One final note that isn't entirely related but that I'll tack on anyway: You can now use the 'OR' operator in your queries as long as the query can be rewritten using IN. That means this now works:

JPA:
select from Person where 
    favoriteFood = "cheeseburger" OR 
    favoriteFood = "pizza" OR 
    favoriteFood = "fried chicken"

JDO:
select from Person where 
    favoriteFood == "cheeseburger" || 
    favoriteFood == "pizza" || 
    favoriteFood == "fried chicken"

But this still doesn't:

JPA:
select from Person where 
    favoriteFood = "cheeseburger" OR age = 10

JDO:
select from Person where 
    favoriteFood == "cheeseburger" || age == 10

Enjoy the new operators!

38 comments:

  1. I would still love to see also examples using the low-level datastore API, that would really be handy!

    ReplyDelete
  2. The low-level api has far less surface area than JDO and JPA so I would expect the javadoc to be sufficient for most things, but if you have questions about how to accomplish specific tasks, please ask and I'll answer as best I can.
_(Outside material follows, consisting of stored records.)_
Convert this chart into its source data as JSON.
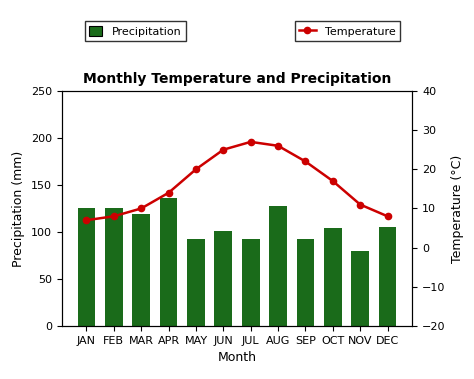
{
  "months": [
    "JAN",
    "FEB",
    "MAR",
    "APR",
    "MAY",
    "JUN",
    "JUL",
    "AUG",
    "SEP",
    "OCT",
    "NOV",
    "DEC"
  ],
  "precipitation": [
    126,
    126,
    119,
    136,
    93,
    101,
    93,
    128,
    93,
    104,
    80,
    105
  ],
  "temperature": [
    7,
    8,
    10,
    14,
    20,
    25,
    27,
    26,
    22,
    17,
    11,
    8
  ],
  "bar_color": "#1a6b1a",
  "line_color": "#cc0000",
  "marker_color": "#cc0000",
  "title": "Monthly Temperature and Precipitation",
  "xlabel": "Month",
  "ylabel_left": "Precipitation (mm)",
  "ylabel_right": "Temperature (°C)",
  "ylim_left": [
    0,
    250
  ],
  "ylim_right": [
    -20,
    40
  ],
  "yticks_left": [
    0,
    50,
    100,
    150,
    200,
    250
  ],
  "yticks_right": [
    -20,
    -10,
    0,
    10,
    20,
    30,
    40
  ],
  "legend_precip_label": "Precipitation",
  "legend_temp_label": "Temperature",
  "background_color": "#ffffff",
  "title_fontsize": 10,
  "axis_fontsize": 9,
  "tick_fontsize": 8,
  "legend_fontsize": 8
}
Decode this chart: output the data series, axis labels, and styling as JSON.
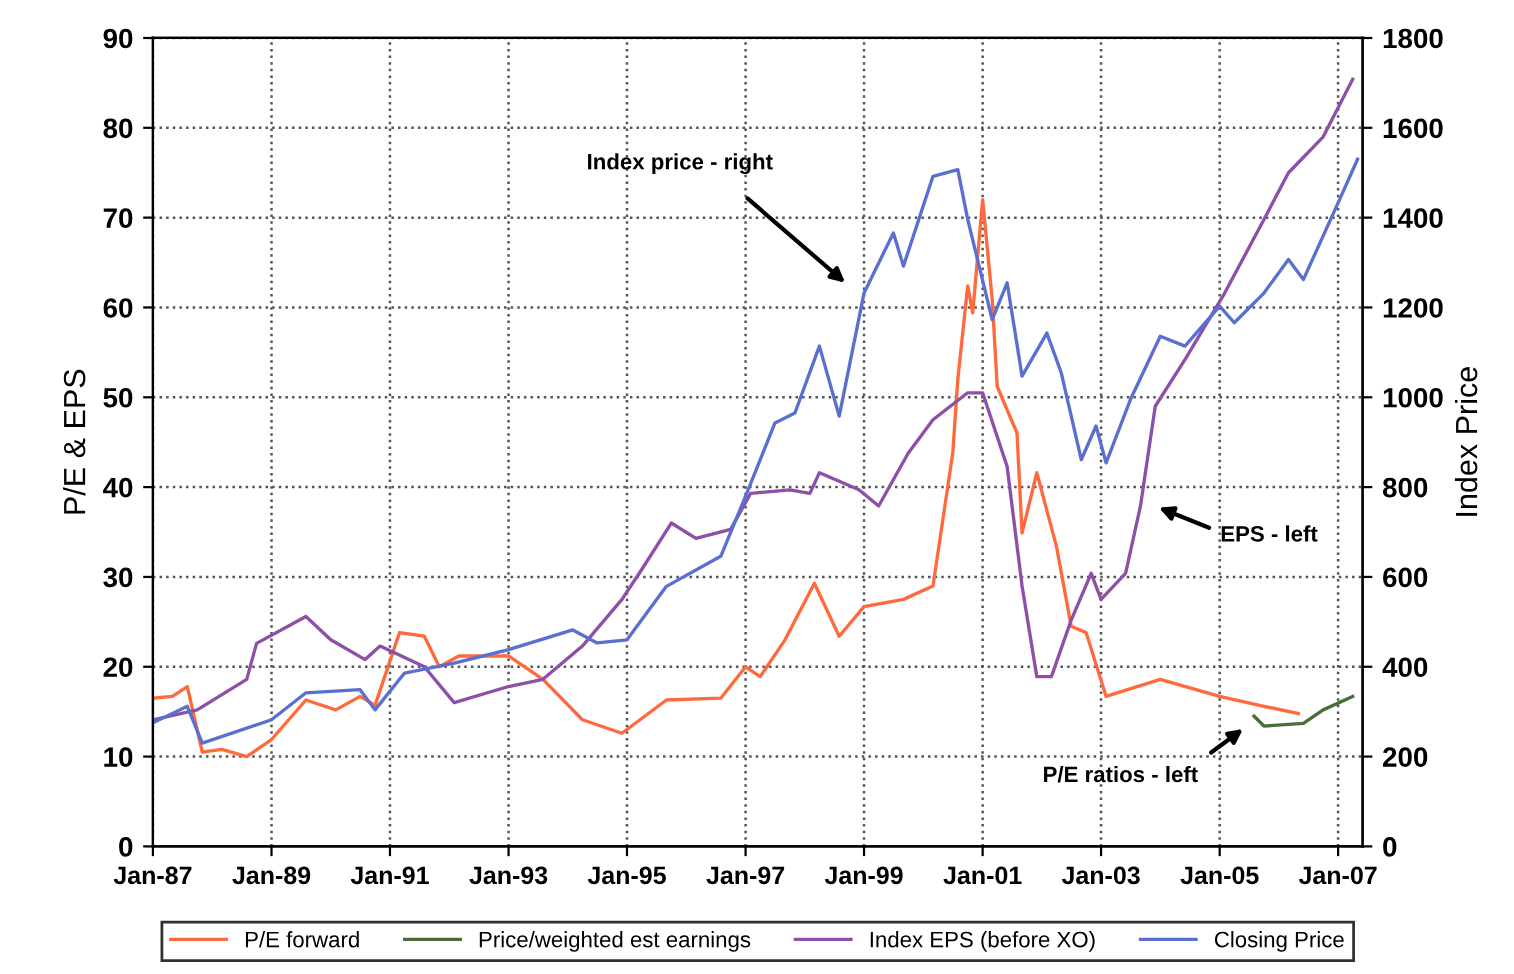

    We have plans to document the low-level api alongside JDO and JPA in the official docs but this will take some time.

    ReplyDelete
  3. Do you think it is a good idea to simulate a capabilities, which are not supported by the underlying engine? It might cause creation of inefficient applications, because developers will be lured into the sense that the capabilities like IN do present and should be used whenever needed.

    ReplyDelete
  4. In general, no, we don't simulate capabilities that are not supported by the underlying engine. That's why we don't support aggregate functions, joins, etc. The rule of thumb is that we only support operations that scale with the size of the result set (as opposed to the size of the data set). The implementation of != and IN that I've described in this post meets that criteria. These queries are more expensive to fulfill by a factor related to the query itself but still tied to the size of the result set. So, in this case, I think the exception is warranted.

    ReplyDelete
  5. A very simple alternative to the latter question is to make available access to the in-memory query evaluator. This would then allow people to get the results they want for the query they supply, and they have specified a query extension to enable it ... hence know that things may be done non-optimally. Their query would then be portable to other JDO/JPA implementations too .... this is actually important to some people. This alternative was raised back in April (2009) as an issue, and is NOT a lot of work to enable.

    ReplyDelete
  6. may i know is there hard limit when using "IN" when doing jpa/jdo query?

    ReplyDelete
  7. i mean, how long the "select in" statement.

    ReplyDelete
  8. JPA and JDO don't impose any limitations, but if the query requires more than 30 underlying queries you'll get an exception. This is explained in more detail in the post.

    ReplyDelete
  9. thanks @Max ross . can you comment on socialwork presentation below ?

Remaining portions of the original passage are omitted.